Negli anni abbiamo sviluppato l’idea secondo la quale in farmacia si può fare tutto, essere tutto e tutto contemporaneamente: taglio molto commerciale con ampio spazio per il self-service, listino delle autoanalisi, intere pareti dedicate alla cosmetica e gondole di bottiglie per l’acqua riutilizzabili, calzature, giocattoli, e gadget o articoli regali di ogni genere e specie.
Naturalmente, c’è anche il banco delle prescrizioni, un po’ in fondo e raggiungibile solo dopo un percorso tortuoso fra espositori colorati, accessibile solo previo bigliettino conta persone in modo che, nell’attesa di essere serviti, il cliente possa guardarsi in giro e dar sfogo ad ogni desiderio o capriccio.

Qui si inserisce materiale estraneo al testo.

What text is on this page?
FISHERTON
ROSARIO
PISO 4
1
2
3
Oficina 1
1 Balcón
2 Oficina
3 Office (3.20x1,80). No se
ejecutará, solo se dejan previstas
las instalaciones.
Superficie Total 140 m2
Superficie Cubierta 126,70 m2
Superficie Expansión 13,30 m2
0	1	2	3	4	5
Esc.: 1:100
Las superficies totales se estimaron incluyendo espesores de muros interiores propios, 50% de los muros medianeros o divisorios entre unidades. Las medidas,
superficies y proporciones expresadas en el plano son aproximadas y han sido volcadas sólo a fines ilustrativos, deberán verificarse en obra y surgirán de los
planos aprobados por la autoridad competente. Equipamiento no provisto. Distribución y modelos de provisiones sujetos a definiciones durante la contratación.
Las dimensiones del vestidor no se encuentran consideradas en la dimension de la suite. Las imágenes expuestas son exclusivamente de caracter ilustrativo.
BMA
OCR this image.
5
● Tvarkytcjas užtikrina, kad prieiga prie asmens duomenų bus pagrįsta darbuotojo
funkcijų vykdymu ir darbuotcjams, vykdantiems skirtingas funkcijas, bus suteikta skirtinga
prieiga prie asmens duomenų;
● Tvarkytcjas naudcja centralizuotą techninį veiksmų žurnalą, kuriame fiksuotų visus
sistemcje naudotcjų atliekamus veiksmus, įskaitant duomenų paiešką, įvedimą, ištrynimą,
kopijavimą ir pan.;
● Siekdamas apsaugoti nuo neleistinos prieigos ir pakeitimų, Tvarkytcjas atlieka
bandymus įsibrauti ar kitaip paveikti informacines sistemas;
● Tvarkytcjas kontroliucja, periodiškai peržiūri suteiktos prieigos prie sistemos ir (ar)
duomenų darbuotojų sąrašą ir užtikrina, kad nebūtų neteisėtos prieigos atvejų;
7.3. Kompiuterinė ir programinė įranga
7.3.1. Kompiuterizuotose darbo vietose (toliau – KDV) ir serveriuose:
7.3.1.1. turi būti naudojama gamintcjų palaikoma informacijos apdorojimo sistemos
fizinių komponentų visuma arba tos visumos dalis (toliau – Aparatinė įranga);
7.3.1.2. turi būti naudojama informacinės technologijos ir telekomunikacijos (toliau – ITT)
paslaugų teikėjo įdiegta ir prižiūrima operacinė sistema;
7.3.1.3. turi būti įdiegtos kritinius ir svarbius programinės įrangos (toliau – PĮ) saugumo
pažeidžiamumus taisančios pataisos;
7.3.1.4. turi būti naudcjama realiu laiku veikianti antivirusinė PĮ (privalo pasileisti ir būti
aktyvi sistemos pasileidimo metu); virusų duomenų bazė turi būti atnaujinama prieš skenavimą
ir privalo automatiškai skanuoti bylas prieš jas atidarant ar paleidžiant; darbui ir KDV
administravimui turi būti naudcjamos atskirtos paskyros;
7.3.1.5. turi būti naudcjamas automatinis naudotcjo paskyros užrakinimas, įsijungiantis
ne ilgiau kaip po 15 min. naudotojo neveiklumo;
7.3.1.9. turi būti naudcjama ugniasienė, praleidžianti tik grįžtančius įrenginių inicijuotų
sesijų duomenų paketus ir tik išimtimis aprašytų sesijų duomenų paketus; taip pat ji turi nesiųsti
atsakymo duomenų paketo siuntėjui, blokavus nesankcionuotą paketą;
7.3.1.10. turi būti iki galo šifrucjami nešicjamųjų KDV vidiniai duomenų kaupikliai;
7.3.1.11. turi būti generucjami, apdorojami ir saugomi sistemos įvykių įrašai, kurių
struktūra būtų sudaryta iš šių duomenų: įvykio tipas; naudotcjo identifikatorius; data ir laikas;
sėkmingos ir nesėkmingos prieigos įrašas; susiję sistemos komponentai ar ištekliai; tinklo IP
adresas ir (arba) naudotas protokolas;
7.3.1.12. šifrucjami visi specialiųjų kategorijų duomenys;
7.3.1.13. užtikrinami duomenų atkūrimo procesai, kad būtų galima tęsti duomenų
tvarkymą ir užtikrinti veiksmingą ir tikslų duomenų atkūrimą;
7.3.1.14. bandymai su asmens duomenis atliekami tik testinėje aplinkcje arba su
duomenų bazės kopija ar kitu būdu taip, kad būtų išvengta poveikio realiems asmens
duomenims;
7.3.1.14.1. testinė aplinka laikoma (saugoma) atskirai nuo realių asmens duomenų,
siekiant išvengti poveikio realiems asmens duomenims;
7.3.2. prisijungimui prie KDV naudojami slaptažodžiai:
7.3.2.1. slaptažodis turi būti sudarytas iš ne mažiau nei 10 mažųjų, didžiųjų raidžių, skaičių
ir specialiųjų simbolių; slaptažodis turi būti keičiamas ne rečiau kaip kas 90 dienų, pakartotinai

E’ tutto molto bello e sicuramente rende anche moltissimo, non lo metto in dubbio; quello che però so per certo è che in strutture come queste al paziente non viene neppure in mente di affidarsi alla competenza e alla professionalità del farmacista per la gestione della propria terapia; tantomeno si fida di lui quando si devono affrontare questioni delicate e complesse come possibili interazioni farmacologiche, reazioni avverse o segnalazioni di farmacovigilanza.
Forse non è neppure un problema di sfiducia, semplicemente non sembra essere il luogo adatto per affrontare temi delicati e il farmacista non dimostra di avere sufficiente tempo e disponibilità da dedicare a problemi difficili da definire e ancor più da capire.